A major national program of demand-side management (DSM) has been instituted in the Thai power sector. Coordinated by a government agency but with strong support from local utilities and NGOs, this program has reduced the rate of growth in electricity demand significantly. Consequently, utilities have deferred power plant construction. One of the most successful areas of cooperation has been in the lighting sector. The Electricity Generating Agency of Thailand (EGAT) has worked with local manufacturers and distribution channels to expand the use of "thin-tube" high efficiency fluorescent lamps as an alternative to "fat-tube" conventional lamps. The new tubes reduce power demand, save fuel, decrease emissions, and, because they can be manufactured in-country, place a smaller burden on the scarce national reserves of hard currency. In the last four years, the Thai DSM program has saved 1,063 gigawatt-hours (GWh), allowed the deferment of 242 Mwe of new power plants, and offset almost 800,000 tons of CO2 in the lighting sector alone. The full national program (including lighting, refrigeration, air conditioning, electric motors and commercial building applications) has led to the deferment of about 300 MWe of new power plants and offset almost 1.2 million tons of CO2.
The UNFCCC recognises that economic and social development and poverty eradication are the first and overriding priorities of the developing country Parties of the Convention. All Parties have a right to, and should promote sustainable development. In implementing measures to address climate change and its adverse effects, the provision of the necessary financial resources and transfer of technology to developing countries is essential. Articles 4.3, 4.5, and 4.7 of the UNFCCC embody these commitments.
The UNFCCC also recognises that the climate change issue can be addressed through emission mitigation measures and adaptation measures. However, adaptation has played only a marginal part in the reports produced by IPCC so far. This is reflected on the attention given to adaptation technology development and its transfer. One view is that adaptation technologies help local people adapt because of the perceived local impact. Emphasis has therefore been on mitigation technologies which are seen as contributing to the solution to the global problem of climate change. All this is reflected in the little attention given to activating the CoP1 decisions on adaptation (see also Section 4.10 in Chapter 4 for a further discussion).
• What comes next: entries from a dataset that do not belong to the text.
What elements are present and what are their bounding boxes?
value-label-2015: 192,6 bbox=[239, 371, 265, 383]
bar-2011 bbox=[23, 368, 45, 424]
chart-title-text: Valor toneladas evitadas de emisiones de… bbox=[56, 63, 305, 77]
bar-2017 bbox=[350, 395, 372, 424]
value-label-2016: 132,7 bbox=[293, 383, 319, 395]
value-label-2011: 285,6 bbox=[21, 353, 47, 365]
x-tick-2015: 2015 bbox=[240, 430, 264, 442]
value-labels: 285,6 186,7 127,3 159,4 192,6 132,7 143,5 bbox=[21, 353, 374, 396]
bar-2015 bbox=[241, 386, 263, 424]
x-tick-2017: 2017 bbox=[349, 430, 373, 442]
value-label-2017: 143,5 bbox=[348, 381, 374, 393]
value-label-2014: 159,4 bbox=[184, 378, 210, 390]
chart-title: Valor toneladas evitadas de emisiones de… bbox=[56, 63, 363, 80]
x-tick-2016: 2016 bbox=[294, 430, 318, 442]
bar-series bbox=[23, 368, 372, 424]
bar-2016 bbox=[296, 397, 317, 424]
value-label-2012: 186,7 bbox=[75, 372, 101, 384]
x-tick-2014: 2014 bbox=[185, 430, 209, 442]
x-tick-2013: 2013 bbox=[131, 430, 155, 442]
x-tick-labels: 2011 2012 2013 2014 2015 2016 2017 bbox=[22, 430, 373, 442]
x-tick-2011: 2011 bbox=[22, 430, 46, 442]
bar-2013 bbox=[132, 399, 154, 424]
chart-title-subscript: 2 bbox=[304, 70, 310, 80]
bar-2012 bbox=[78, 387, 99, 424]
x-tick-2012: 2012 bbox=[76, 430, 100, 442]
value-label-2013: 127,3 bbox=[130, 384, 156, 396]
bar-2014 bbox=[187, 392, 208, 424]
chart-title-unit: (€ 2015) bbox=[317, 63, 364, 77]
The diversity of issues means that attention at all levels of society is relevant. National Environmental Education Programs emphasise public participation in the solutions to environmental problems. Just as in the National Innovation Systems and those of Environmental Impact Evaluation (which also offer possibilities to involve citizen participation), such programmes can identify and support actions related to technology transfer/climatic change, referring also to recommendations of Agenda 21. Article 6 of the Convention specifically addresses the role education, training and public awareness-raising have in addressing climate change issues.
Internationally, the ISO 14000 series of environmental management standards can foster a greater ecological conscience in industrial sectors, and with this enhance the transfer and application of environmentally sound technologies (UN, 1997). In addition, sectoral initiatives and agreements can also be relevant to technology transfer and global dissemination, particularly for sectors (like vehicles and electric power generation) in which production of leading technology is concentrated in relatively few global companies.